È questo il limite del romanzo. Con molta carne al fuoco la Thomas affascina, informa, fa sorridere e riflettere, ma non riesce a trovare quel qualcosa in più che spinge irresistibilmente a proseguire la lettura per arrivare alla soluzione finale.

Manca il ritmo sia a causa delle tante divagazioni che della sensazione che non ci sia un vero filo conduttore ad animare le decisioni della protagonista. Per troppo tempo Alice è pacificamente in balia delle azioni altrui, magari è lievemente preoccupata ma l’impressione è che, qualunque intoppo possa capitarle, i problemi scivoleranno via senza fare troppi danni.

Poi, dopo 400 pagine, arriva la svolta che spinge la giovane creativa a prendere in mano il proprio destino. Anche se alcune affermazioni o prese di posizione, pur perfettamente motivate e comprensibili se osservate alla luce di quanto narrato fin lì, appaiono utopisticamente ingenue.
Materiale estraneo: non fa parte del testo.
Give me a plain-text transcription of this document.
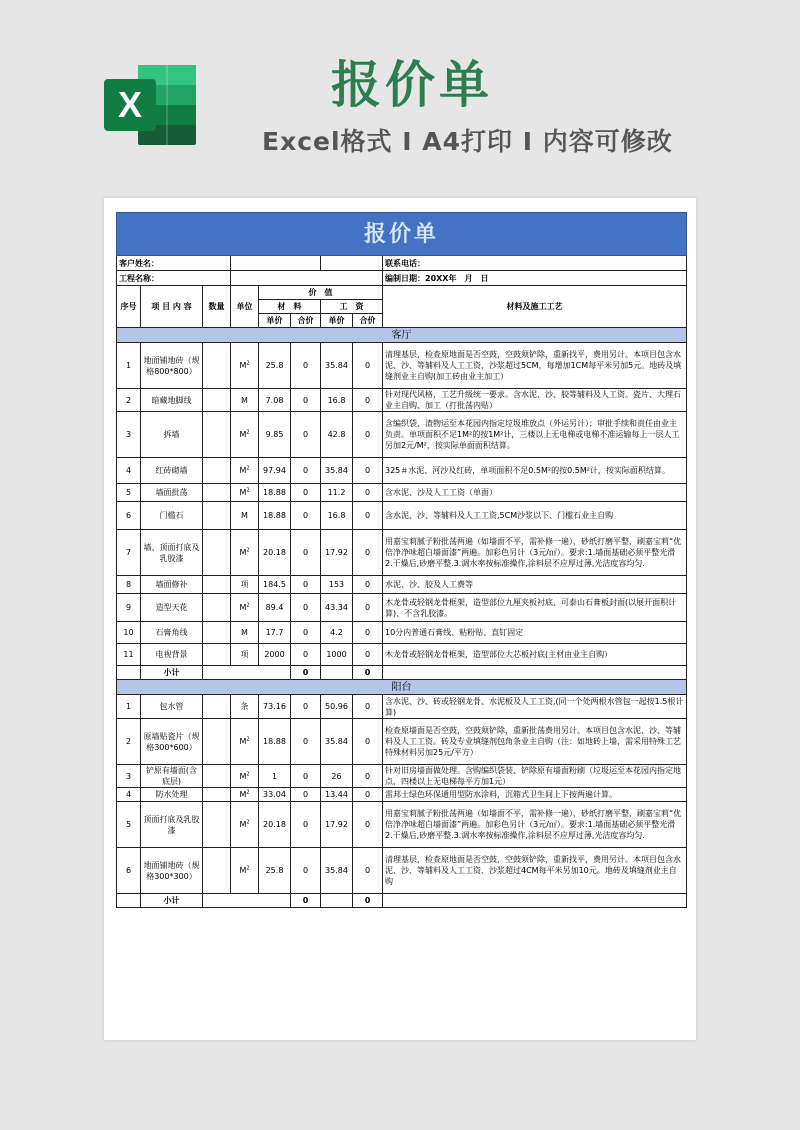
X	报价单
Excel格式 Ⅰ A4打印 Ⅰ 内容可修改
报价单								
客户姓名：								联系电话：
工程名称：								编制日期：20XX年　月　日
序号	项 目 内 容	数量	单位	价　值				材料及施工工艺
				材　料		工　资		
				单价	合价	单价	合价	
客厅								
1	地面铺地砖（规格800*800）		$M^2$	25.8	0	35.84	0	清理基层，检查原地面是否空鼓，空鼓须铲除，重新找平，费用另计。本项目包含水泥、沙、等辅料及人工工资，沙浆超过5CM，每增加1CM每平米另加5元。地砖及填缝剂业主自购(加工砖由业主加工）
2	暗藏地脚线		M	7.08	0	16.8	0	针对现代风格，工艺升级统一要求。含水泥、沙、胶等辅料及人工资。瓷片、大理石业主自购、加工（打批荡内贴）
3	拆墙		$M^2$	9.85	0	42.8	0	含编织袋、渣物运至本花园内指定垃圾堆放点（外运另计）；审批手续和责任由业主负责。单项面积不足1M²的按1M²计，三楼以上无电梯或电梯不准运输每上一层人工另加2元/M²，按实际单面面积结算。
4	红砖砌墙		$M^2$	97.94	0	35.84	0	325＃水泥、河沙及红砖，单项面积不足0.5M²的按0.5M²计，按实际面积结算。
5	墙面批荡		$M^2$	18.88	0	11.2	0	含水泥、沙及人工工资（单面）
6	门槛石		M	18.88	0	16.8	0	含水泥、沙、等辅料及人工工资,5CM沙浆以下、门槛石业主自购
7	墙、顶面打底及乳胶漆		$M^2$	20.18	0	17.92	0	用嘉宝莉腻子粉批荡两遍（如墙面不平，需补修一遍），砂纸打磨平整，刷嘉宝莉“优倍净净味超白墙面漆”两遍。加彩色另计（3元/㎡）。要求:1.墙面基础必须平整光滑 2.干燥后,砂磨平整.3.调水率按标准操作,涂料层不应厚过薄,光洁度容均匀.
8	墙面修补		项	184.5	0	153	0	水泥、沙、胶及人工费等
9	造型天花		$M^2$	89.4	0	43.34	0	木龙骨或轻钢龙骨框架，造型部位九厘夹板衬底、可泰山石膏板封面(以展开面积计算)、不含乳胶漆。
10	石膏角线		M	17.7	0	4.2	0	10分内普通石膏线、粘粉贴、直钉固定
11	电视背景		项	2000	0	1000	0	木龙骨或轻钢龙骨框架，造型部位大芯板衬底(主材由业主自购）
	小计				0		0	
阳台								
1	包水管		条	73.16	0	50.96	0	含水泥、沙、砖或轻钢龙骨、水泥板及人工工资,(同一个处两根水管包一起按1.5根计算)
2	原墙贴瓷片（规格300*600）		$M^2$	18.88	0	35.84	0	检查原墙面是否空鼓，空鼓须铲除，重新批荡费用另计。本项目包含水泥、沙、等辅料及人工工资。砖及专业填缝剂包角条业主自购（注：如地砖上墙，需采用特殊工艺特殊材料另加25元/平方）
3	铲原有墙面(含底层)		$M^2$	1	0	26	0	针对旧房墙面做处理。含购编织袋装、铲除原有墙面粉刷（垃圾运至本花园内指定地点，四楼以上无电梯每平方加1元）
4	防水处理		$M^2$	33.04	0	13.44	0	雷邦士绿色环保通用型防水涂料，沉箱式卫生间上下按两遍计算。
5	顶面打底及乳胶漆		$M^2$	20.18	0	17.92	0	用嘉宝莉腻子粉批荡两遍（如墙面不平，需补修一遍），砂纸打磨平整，刷嘉宝莉“优倍净净味超白墙面漆”两遍。加彩色另计（3元/㎡）。要求:1.墙面基础必须平整光滑 2.干燥后,砂磨平整.3.调水率按标准操作,涂料层不应厚过薄,光洁度容均匀.
6	地面铺地砖（规格300*300）		$M^2$	25.8	0	35.84	0	清理基层，检查原地面是否空鼓，空鼓须铲除，重新找平，费用另计。本项目包含水泥、沙、等辅料及人工工资、沙浆超过4CM每平米另加10元。地砖及填缝剂业主自购
	小计				0		0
Il tema finale è comunque importante, e meriterebbe certo maggiore attenzione al di fuori di quella che può essergli attribuita da un’opera di narrativa. Uno dei pregi del romanzo è proprio quello di evidenziarlo intrattenendo piacevolmente il lettore, e fornendogli spunti per eventuali riflessioni e ricerche personali.

 

Un’ultima considerazione va riservata al libro nel suo aspetto fisico. Già con alcuni altri volumi Newton Compton aveva realizzato una copertina imbottita diversa dalle classiche edizioni rilegate e piacevole da tenere in mano. In questo caso ha scelto anche di colorare il taglio delle pagine con lo stesso colore azzurro intenso della copertina, ottenendo così un volume impossibile da non notare.

Forse, pensando alla trama del romanzo la scelta del marketing può fare uno strano effetto, ma è interessante notare come la casa editrice, che ha nei suoi punti di forza anche la decisione di contenere il prezzo delle opere che pubblica, stia cercando una sua caratterizzazione in un mondo difficile come quello editoriale.